After a few hours of driving, his mind cleared enough to remember that he wasn't in his car and that his normal clothes were still at Holt's place. The last dregs of the storm muddied the roads, slowing his speed to a crawl, but he reached the city in the dim twilight hours before dawn. The sky looked watery yet clear while he left the car at the train station closest to Florence's home and shifted into his fur to run the rest of the way.

The rose hedges filled his nose with bristling magic meant to keep him and any other visitor out, stoking his anger. He jumped up and over the iron gate with bared teeth.

There it was—her scent. Raw but unharmed, without a hint of blood or pain or morphine. She was safe.

He whined softly in relief, approaching the mansion as one shadow among many. One of the upper windows flickered with candlelight, highlighting a figure behind the thick, glass panes.

Foam flecked his jaws, but the agony of the night had already melted away. Florence was curled up against the window, writing on sheets of paper with that intent expression he already recognized. Something puzzled her, and she tried to figure it out. Her spectacles flashed when she put aside the papers and stretched.
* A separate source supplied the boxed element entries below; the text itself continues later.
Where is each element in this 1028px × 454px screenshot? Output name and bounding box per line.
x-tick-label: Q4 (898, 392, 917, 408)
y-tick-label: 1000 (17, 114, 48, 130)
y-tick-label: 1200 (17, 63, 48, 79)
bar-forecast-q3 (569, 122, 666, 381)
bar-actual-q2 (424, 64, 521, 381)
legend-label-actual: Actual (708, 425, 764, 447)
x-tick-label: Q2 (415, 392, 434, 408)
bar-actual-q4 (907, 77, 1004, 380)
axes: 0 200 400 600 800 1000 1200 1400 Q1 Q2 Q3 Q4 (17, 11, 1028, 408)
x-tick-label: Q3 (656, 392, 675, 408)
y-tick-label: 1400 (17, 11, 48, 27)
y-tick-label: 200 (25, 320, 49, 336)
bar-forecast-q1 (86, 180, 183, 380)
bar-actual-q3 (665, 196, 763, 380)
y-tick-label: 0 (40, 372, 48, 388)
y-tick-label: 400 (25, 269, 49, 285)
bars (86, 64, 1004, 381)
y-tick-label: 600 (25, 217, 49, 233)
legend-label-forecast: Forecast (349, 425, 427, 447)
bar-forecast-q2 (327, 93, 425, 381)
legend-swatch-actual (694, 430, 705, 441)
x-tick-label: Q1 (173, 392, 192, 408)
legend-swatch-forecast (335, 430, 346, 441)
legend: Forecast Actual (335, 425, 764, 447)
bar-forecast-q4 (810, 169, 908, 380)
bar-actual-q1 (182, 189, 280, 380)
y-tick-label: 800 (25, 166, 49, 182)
The haze of morphine caught his nose, strong and bitter. He followed it to a garden statue surrounded by shattered fragments of the bottle. If he wasn't in wolf form, he would have grinned. She hadn't given up and returned to her old way of life. She was fighting it, down to throwing her "medicine" out the window.

His attention returned to Florence. She had resettled herself, now using the curtain as a pillow. From the tilt of her head, she'd already drifted off. It was probably more comfortable than the cage she was used to sleeping in.

His instincts eased with the rise and fall of her breath until one panicked thought remained in their place: he had lost control in every way possible, all to just see her. The plans that had shaped his life for the last ten years now hung in jeopardy, but he didn't regret his rash actions. In his heart, he knew he'd do them again.

There in the mud beneath the window, he changed back into his skin, the sweet daze of her scent filling his senses while he shuddered like he'd been stabbed with silver. Goddamn it, what was wrong with him?